Flu Vaccine Could Potentially Be Prescribed to Prevent Dementia
Patients with heart failure who have had 3 or more vaccines had a 55% decreased risk of developing dementia.
Findings from a recent study suggest the influenza vaccine is associated with a decreased risk of dementia in patients with heart failure.
"Previous studies have shown that there is link between impairment in cognitive function and heart failure," said Ju-Chi Liu, MD, PhD. "Some reports have also suggested that inflammation after getting the flu might contribute to dementia. However, there are no solid data to demonstrate that influenza vaccination could decrease the relative risk of dementia in patients with heart failure."
The study, presented at Heart Failure 2016 and the 3rd World Congress on Acute Heart Failure, included 20,509 patients over 60-years-old diagnosed with heart failure from 2000 to 2012 from the National Health Insurance Research Dataset.
Of the patients, 10,797 had at least 1 influenza vaccination and 9712 were not vaccinated during the 12-year follow-up, according to the study.
Researchers found that patients who received the vaccine had a 35% decreased risk of developing dementia compared with patients who were not vaccinated. Patients who received 3 or more influenza vaccinations had a 55% decreased risk.
“We think that the flu virus can activate the immune response and cause inflammation which may injure the brain cells," Dr Liu said. "Respiratory infection during flu can induce changes in blood pressure and heart rate, referred to as an unstable haemodynamic status, which may also harm the brain tissue."
Researchers believe this effect could impact the development of dementia, especially in patients with heart failure since they have impaired circulation in the brain already, according to the study.
"Vaccination reduces the chance of getting the flu, which means that the associated immune activation, inflammation and unstable haemodynamic status do not occur,” Dr Liu said. “This could explain the reduced risk of developing dementia. The more vaccinations patients received, the less chance they had of getting the flu, which might be why they had an even lower risk of dementia."
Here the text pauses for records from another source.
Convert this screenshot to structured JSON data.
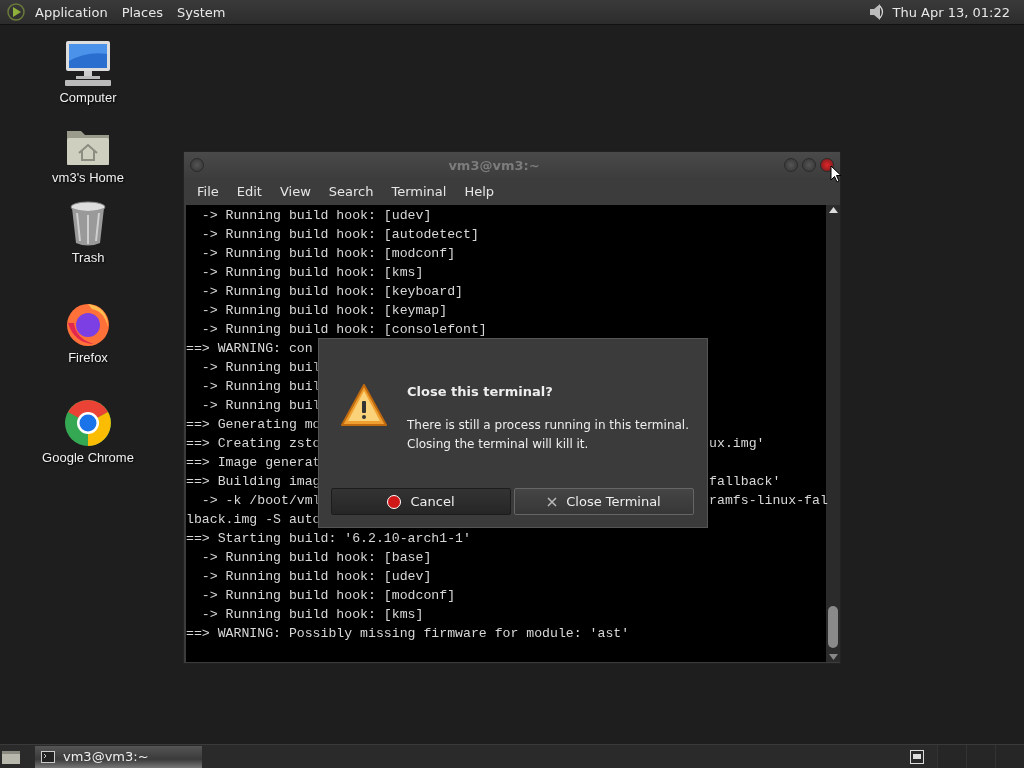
{
  "top_panel": {
    "menus": [
      "Application",
      "Places",
      "System"
    ],
    "clock": "Thu Apr 13, 01:22"
  },
  "desktop_icons": [
    {
      "label": "Computer",
      "kind": "computer"
    },
    {
      "label": "vm3's Home",
      "kind": "home"
    },
    {
      "label": "Trash",
      "kind": "trash"
    },
    {
      "label": "Firefox",
      "kind": "firefox"
    },
    {
      "label": "Google Chrome",
      "kind": "chrome"
    }
  ],
  "terminal": {
    "title": "vm3@vm3:~",
    "menu": [
      "File",
      "Edit",
      "View",
      "Search",
      "Terminal",
      "Help"
    ],
    "lines": [
      {
        "text": "  -> Running build hook: [udev]"
      },
      {
        "text": "  -> Running build hook: [autodetect]"
      },
      {
        "text": "  -> Running build hook: [modconf]"
      },
      {
        "text": "  -> Running build hook: [kms]"
      },
      {
        "text": "  -> Running build hook: [keyboard]"
      },
      {
        "text": "  -> Running build hook: [keymap]"
      },
      {
        "text": "  -> Running build hook: [consolefont]"
      },
      {
        "text": "==> WARNING: con"
      },
      {
        "text": "  -> Running buil"
      },
      {
        "text": "  -> Running buil"
      },
      {
        "text": "  -> Running buil"
      },
      {
        "text": "==> Generating mo"
      },
      {
        "text": "==> Creating zsto",
        "right": "ux.img'"
      },
      {
        "text": "==> Image generat"
      },
      {
        "text": "==> Building imag",
        "right": "fallback'"
      },
      {
        "text": "  -> -k /boot/vml",
        "right": "ramfs-linux-fal"
      },
      {
        "text": "lback.img -S auto"
      },
      {
        "text": "==> Starting build: '6.2.10-arch1-1'"
      },
      {
        "text": "  -> Running build hook: [base]"
      },
      {
        "text": "  -> Running build hook: [udev]"
      },
      {
        "text": "  -> Running build hook: [modconf]"
      },
      {
        "text": "  -> Running build hook: [kms]"
      },
      {
        "text": "==> WARNING: Possibly missing firmware for module: 'ast'"
      }
    ]
  },
  "dialog": {
    "title": "Close this terminal?",
    "message": "There is still a process running in this terminal. Closing the terminal will kill it.",
    "buttons": [
      {
        "label": "Cancel",
        "kind": "cancel"
      },
      {
        "label": "Close Terminal",
        "kind": "close"
      }
    ]
  },
  "taskbar": {
    "items": [
      {
        "label": "vm3@vm3:~",
        "selected": true
      }
    ]
  }
}
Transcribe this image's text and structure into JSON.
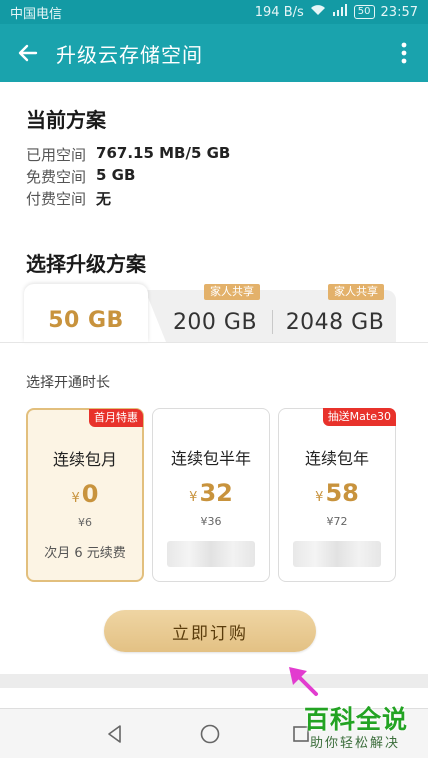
{
  "status_bar": {
    "carrier": "中国电信",
    "speed": "194 B/s",
    "battery": "50",
    "time": "23:57"
  },
  "app_bar": {
    "title": "升级云存储空间"
  },
  "current_plan": {
    "title": "当前方案",
    "rows": [
      {
        "label": "已用空间",
        "value": "767.15 MB/5 GB"
      },
      {
        "label": "免费空间",
        "value": "5 GB"
      },
      {
        "label": "付费空间",
        "value": "无"
      }
    ]
  },
  "upgrade": {
    "title": "选择升级方案",
    "tabs": [
      {
        "label": "50 GB",
        "badge": ""
      },
      {
        "label": "200 GB",
        "badge": "家人共享"
      },
      {
        "label": "2048 GB",
        "badge": "家人共享"
      }
    ],
    "selected_tab": 0
  },
  "duration": {
    "label": "选择开通时长",
    "currency": "¥",
    "options": [
      {
        "name": "连续包月",
        "price": "0",
        "original": "¥6",
        "renew": "次月 6 元续费",
        "promo": "首月特惠",
        "selected": true
      },
      {
        "name": "连续包半年",
        "price": "32",
        "original": "¥36",
        "renew": "",
        "promo": "",
        "selected": false
      },
      {
        "name": "连续包年",
        "price": "58",
        "original": "¥72",
        "renew": "",
        "promo": "抽送Mate30",
        "selected": false
      }
    ]
  },
  "actions": {
    "subscribe": "立即订购"
  },
  "watermark": {
    "title": "百科全说",
    "subtitle": "助你轻松解决"
  },
  "colors": {
    "header": "#1aa3ad",
    "gold": "#c8933d",
    "promo_red": "#e8322b",
    "button_gold": "#e3c184"
  }
}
Researchers also discovered that patients who received the vaccine and were over 70-years-old had a 44% decreased risk of dementia and a 26% decreased risk if they were 60- to 69-years-old. Researchers also found that vaccinated male patients had a 40% decreased risk of dementia, and women only had a 31% decreased risk.
Their findings suggest the influenza vaccine could potentially decrease the risk of dementia, as well as reducing the risk of respiratory infection and death from pneumonia.
"If influenza vaccination can prevent the inflammation induced by flu, it may decrease the risk of dementia in heart failure patients. This is an important prospect for dementia prevention,” Dr Liu concluded. “More efforts are needed to ensure that patients with heart failure are vaccinated against influenza every year. Our data suggests that these patients benefit even more from vaccination than was previously thought."